Herbs and Other Alternative Therapies
When seizures are not controlled with traditional therapy, families may ask about or experiment with other alternative options. The use of herbal preparations to treat seizures dates back many centuries. In general, the use of herbal and nutritional supplements in our society is very popular. It is estimated that 1 in 5 of the United States population presently uses herbal supplements or remedies, although this number is lower in children.25 The Dietary Supplement Health and Education Act (1994) essentially ruled that herbal and natural products could be marketed without proven safety and efficacy, or significant regulation by the FDA.26 Today, many herbal preparations are touted as having antiepileptic properties, and many families of children with epilepsy are open to trying them. In general, however, there have been no scientifically performed studies documenting the efficacy of these agents for seizure prevention. A common misconception is that herbs are natural and therefore safe, but adverse effects can occur and an overdose can be dangerous with some herbal agents. Concurrent use of multiple agents may result in increased risks for adverse effects and toxicity.

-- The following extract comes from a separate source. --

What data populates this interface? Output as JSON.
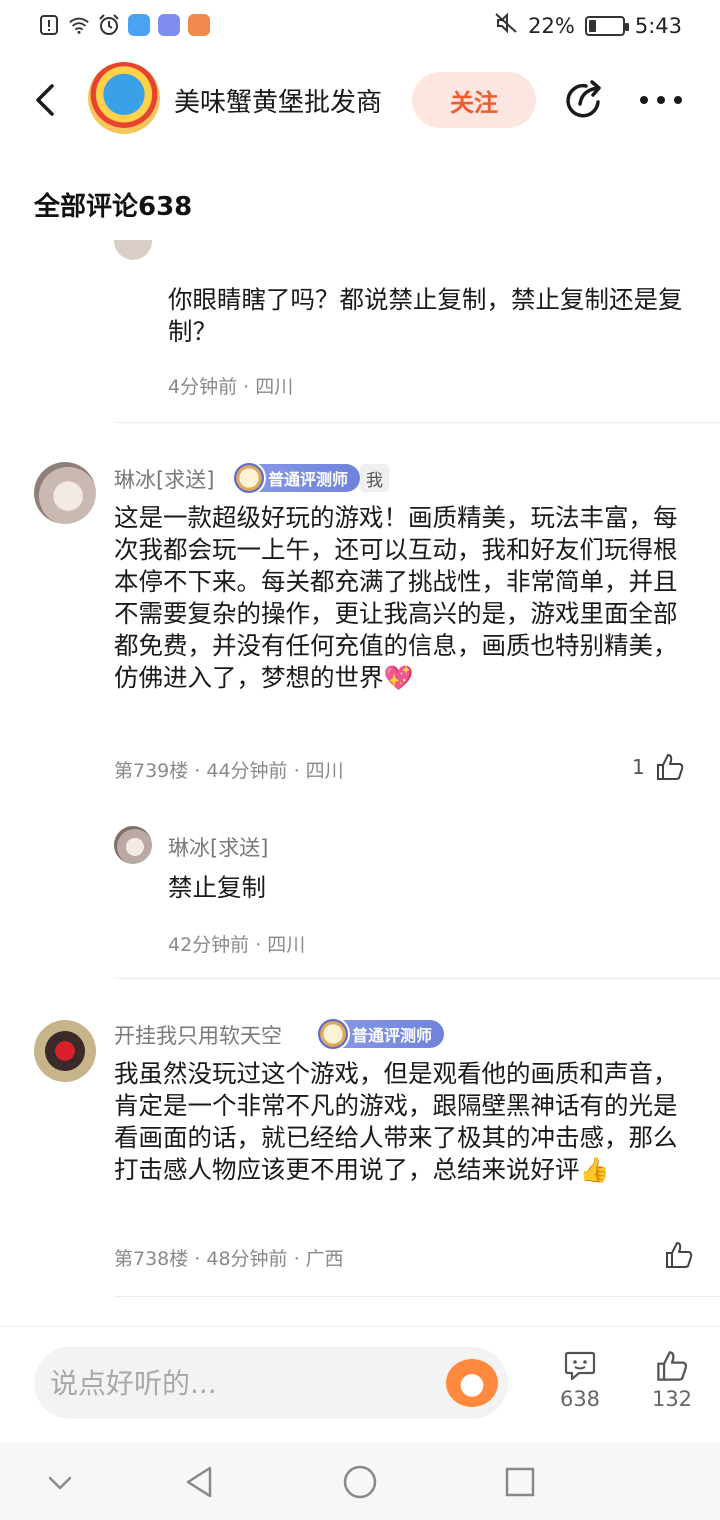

Melatonin is commonly used as a sleep-aid in children, including those with epilepsy. Reports regarding the impact of melatonin on seizures are mixed. The best evidence indicates that melatonin improves sleep and appears safe in children with epilepsy, and may possibly have a positive impact on seizure control.27 Clinical trials are needed to better evaluate the impact of melatonin therapy on children with epilepsy.
Hyperbaric oxygen therapy has become popular with some families for the treatment of their children with autism, cerebral palsy, and other neurologic disorders. There are no published scientific studies that indicate a positive impact on seizure control, but oxygen toxicity-induced seizures in response to hyperbaric oxygen therapy have been reported.28
Biofeedback and relaxation therapy may be beneficial in stress and anxiety reduction in older children with epilepsy and may have some benefit in that regard, but these modalities do not appear to be directly effective for suppression of clinical seizures. Claims have been made that chiropractic therapy may be useful for seizure prevention, but these claims appear unfounded and counterintuitive.